O.Próximo.- Bush y Blair aseguran que la victoria en Irak dependerá de la derrota de los extremistas en Oriente Próximo

Bush mantiene que el informe Baker-Hamilton aporta ideas pero lo enmarca en el conjunto de informes que otras instituciones realizan

NUEVA YORK, 7 Dic. (del corresponsal de EUROPA PRESS Carlos López) -

El presidente de Estados Unidos, George W. Bush, acompañado del primer ministro británico, Tony Blair, aseguró hoy, un día después de recibir las recomendaciones del Grupo de Estudio para Irak, que si se quiere garantizar la victoria en el país árabe, es necesario derrotar a los extremistas en toda la región de Oriente Próximo.

Bush señaló durante su comparecencia ante la prensa que "el pueblo americano espera una nueva estrategia" para Irak en un "momento duro y difícil para América y Reino Unido" y destacando la necesidad de que cualquier resolución relativa al conflicto de Irak esté vinculada de forma inevitable a la reducción de la tensión entre israelíes y palestinos.

Ambos líderes expresaron la necesidad de apoyar el Gobierno del primer ministro iraquí, Nuri al Maliki, como uno de los pilares básicos de la estrategia para lograr que el Gobierno de Irak pueda defenderse por sus propios medios, aunque Bush subrayó que era necesaria una nueva estrategia respecto a Irak.

INFORME BAKER-HAMILTON

En el documento hecho público ayer por el Grupo de Estudios para Irak, liderado por el ex secretario de Estado James Baker y el representante Lee Hamilton, recomendó a la Administración Bush iniciar una profunda ofensiva diplomática que podría suponer incluir a Irán y Siria en cualquier solución para la región.

Por otra parte, el presidente Bush quiso destacar la independencia de su Administración respecto a las recomendaciones del Grupo de Estudio para Irak y recordó que, aunque se trataba de un documento importante, era únicamente uno entre una serie de informes que distintas instituciones, entre las que está el Pentágono, están elaborando.

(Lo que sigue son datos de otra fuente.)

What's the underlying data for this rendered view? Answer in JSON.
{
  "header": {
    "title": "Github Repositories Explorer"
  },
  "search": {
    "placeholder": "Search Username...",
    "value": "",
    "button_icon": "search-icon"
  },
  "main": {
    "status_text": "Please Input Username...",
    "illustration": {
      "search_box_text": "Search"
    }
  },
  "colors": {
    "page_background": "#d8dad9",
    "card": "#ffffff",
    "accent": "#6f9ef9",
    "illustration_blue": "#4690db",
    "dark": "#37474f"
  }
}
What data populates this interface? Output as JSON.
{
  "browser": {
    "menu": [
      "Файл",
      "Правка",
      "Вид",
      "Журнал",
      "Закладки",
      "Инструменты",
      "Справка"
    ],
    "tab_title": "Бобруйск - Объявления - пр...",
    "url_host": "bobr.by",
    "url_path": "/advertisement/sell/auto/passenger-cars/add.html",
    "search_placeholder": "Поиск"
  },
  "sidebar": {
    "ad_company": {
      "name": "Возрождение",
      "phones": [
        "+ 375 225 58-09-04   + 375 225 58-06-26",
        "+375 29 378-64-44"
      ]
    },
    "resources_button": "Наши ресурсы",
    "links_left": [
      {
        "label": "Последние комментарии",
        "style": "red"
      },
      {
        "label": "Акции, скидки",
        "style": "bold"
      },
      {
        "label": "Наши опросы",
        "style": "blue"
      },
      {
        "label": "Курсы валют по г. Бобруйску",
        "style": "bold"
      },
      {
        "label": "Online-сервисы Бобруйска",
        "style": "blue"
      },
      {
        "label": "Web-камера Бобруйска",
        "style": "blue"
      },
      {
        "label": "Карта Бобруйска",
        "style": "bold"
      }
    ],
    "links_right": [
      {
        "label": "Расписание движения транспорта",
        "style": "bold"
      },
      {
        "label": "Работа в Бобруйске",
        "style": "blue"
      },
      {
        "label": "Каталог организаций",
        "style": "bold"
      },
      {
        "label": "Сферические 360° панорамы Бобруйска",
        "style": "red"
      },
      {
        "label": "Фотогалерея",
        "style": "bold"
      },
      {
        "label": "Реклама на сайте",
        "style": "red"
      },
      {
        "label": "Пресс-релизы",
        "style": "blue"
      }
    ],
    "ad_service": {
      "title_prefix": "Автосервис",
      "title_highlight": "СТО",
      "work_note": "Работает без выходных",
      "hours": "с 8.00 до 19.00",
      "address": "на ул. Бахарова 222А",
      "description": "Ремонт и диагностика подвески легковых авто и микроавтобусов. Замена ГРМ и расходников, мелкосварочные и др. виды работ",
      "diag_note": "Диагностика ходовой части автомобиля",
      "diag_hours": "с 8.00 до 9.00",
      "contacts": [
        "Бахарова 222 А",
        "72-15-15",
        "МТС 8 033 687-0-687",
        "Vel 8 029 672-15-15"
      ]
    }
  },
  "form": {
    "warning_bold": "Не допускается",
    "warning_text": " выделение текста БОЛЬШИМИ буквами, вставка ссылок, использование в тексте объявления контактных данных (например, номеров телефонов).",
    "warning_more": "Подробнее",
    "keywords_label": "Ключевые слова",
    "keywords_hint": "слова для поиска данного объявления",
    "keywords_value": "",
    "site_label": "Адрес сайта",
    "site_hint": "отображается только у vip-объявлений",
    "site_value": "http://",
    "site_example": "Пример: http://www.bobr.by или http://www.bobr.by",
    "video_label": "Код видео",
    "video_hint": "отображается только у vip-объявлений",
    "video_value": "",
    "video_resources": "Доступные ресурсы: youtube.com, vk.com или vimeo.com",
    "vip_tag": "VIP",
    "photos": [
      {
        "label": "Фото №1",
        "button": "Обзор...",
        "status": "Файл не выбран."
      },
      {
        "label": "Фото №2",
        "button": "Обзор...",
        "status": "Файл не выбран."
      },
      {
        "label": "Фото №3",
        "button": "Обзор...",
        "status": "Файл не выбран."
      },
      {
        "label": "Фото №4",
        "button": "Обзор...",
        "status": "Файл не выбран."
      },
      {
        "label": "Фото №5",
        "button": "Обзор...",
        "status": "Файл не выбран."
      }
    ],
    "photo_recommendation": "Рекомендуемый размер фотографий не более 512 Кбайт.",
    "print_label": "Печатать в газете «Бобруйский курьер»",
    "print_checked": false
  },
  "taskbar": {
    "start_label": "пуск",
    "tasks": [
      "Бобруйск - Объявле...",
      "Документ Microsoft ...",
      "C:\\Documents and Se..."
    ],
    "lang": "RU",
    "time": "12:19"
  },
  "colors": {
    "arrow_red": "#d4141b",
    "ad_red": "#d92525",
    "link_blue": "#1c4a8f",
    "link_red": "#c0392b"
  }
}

Bush reconoció que el informe de Hamilton y Baker sería "una parte importante de las deliberaciones y una parte importante de las discusiones", mantenidas con el primer ministro británico, a quien el presidente estadounidense manifestó la trascendencia de dicho informe y su voluntad de estudiar seriamente sus recomendaciones.

La victoria en Irak es importante para su población pero también para Estados Unidos y Reino Unido, aseguró Bush, ya que si logra sostenerse por sí mismo Irak será un actor importante en la lucha contra el terrorismo. Un ejemplo de esta importancia, señaló Bush, es el auge de la violencia insurgente en su ataque contra las instituciones democráticas.

Para Bush, los Gobiernos americano y británico coinciden en su responsabilidad a la hora de liderar y apoyar a los reformistas y moderados que buscan el cambio en Oriente Próximo y en la necesidad de tomar acciones para detener lo que para el dirigente estadounidense se trata de "una amenaza sin precedentes para la civilización".

LIBERTAD FRENTE A TERRORISMO.

El primer ministro británico, por su parte, describió la situación actual en Irak como de lucha entre libertad y democracia por una parte, y terrorismo y sectarismo por la otra, por lo que reclamó centrarse en los elementos que puedan lograr el éxito ya que las consecuencias del fracaso, insistió, "son severas".

Blair señaló la necesidad de apoyar al Gobienro de Al Maliki de forma que además se garantice que no hay sectarismos en las medidas que pueda adoptar el Gobierno y reconoció la importancia de incluir a otros actores regionales en la defensa del Gobierno iraquí, sin llegar a mencionar los Estados de Siria e Irán.

Además, Blair destacó que será necesario, como ya había comentado también Bush, la necesidad de alcanzar una paz duradera entre palestinos e israelíes ya que logrando esto --añadió-- se enviaría una fuerte señal no sólo a la región sino a todo el mundo del deseo de un Israel seguro y un pueblo palestino en paz, justicia y democracia.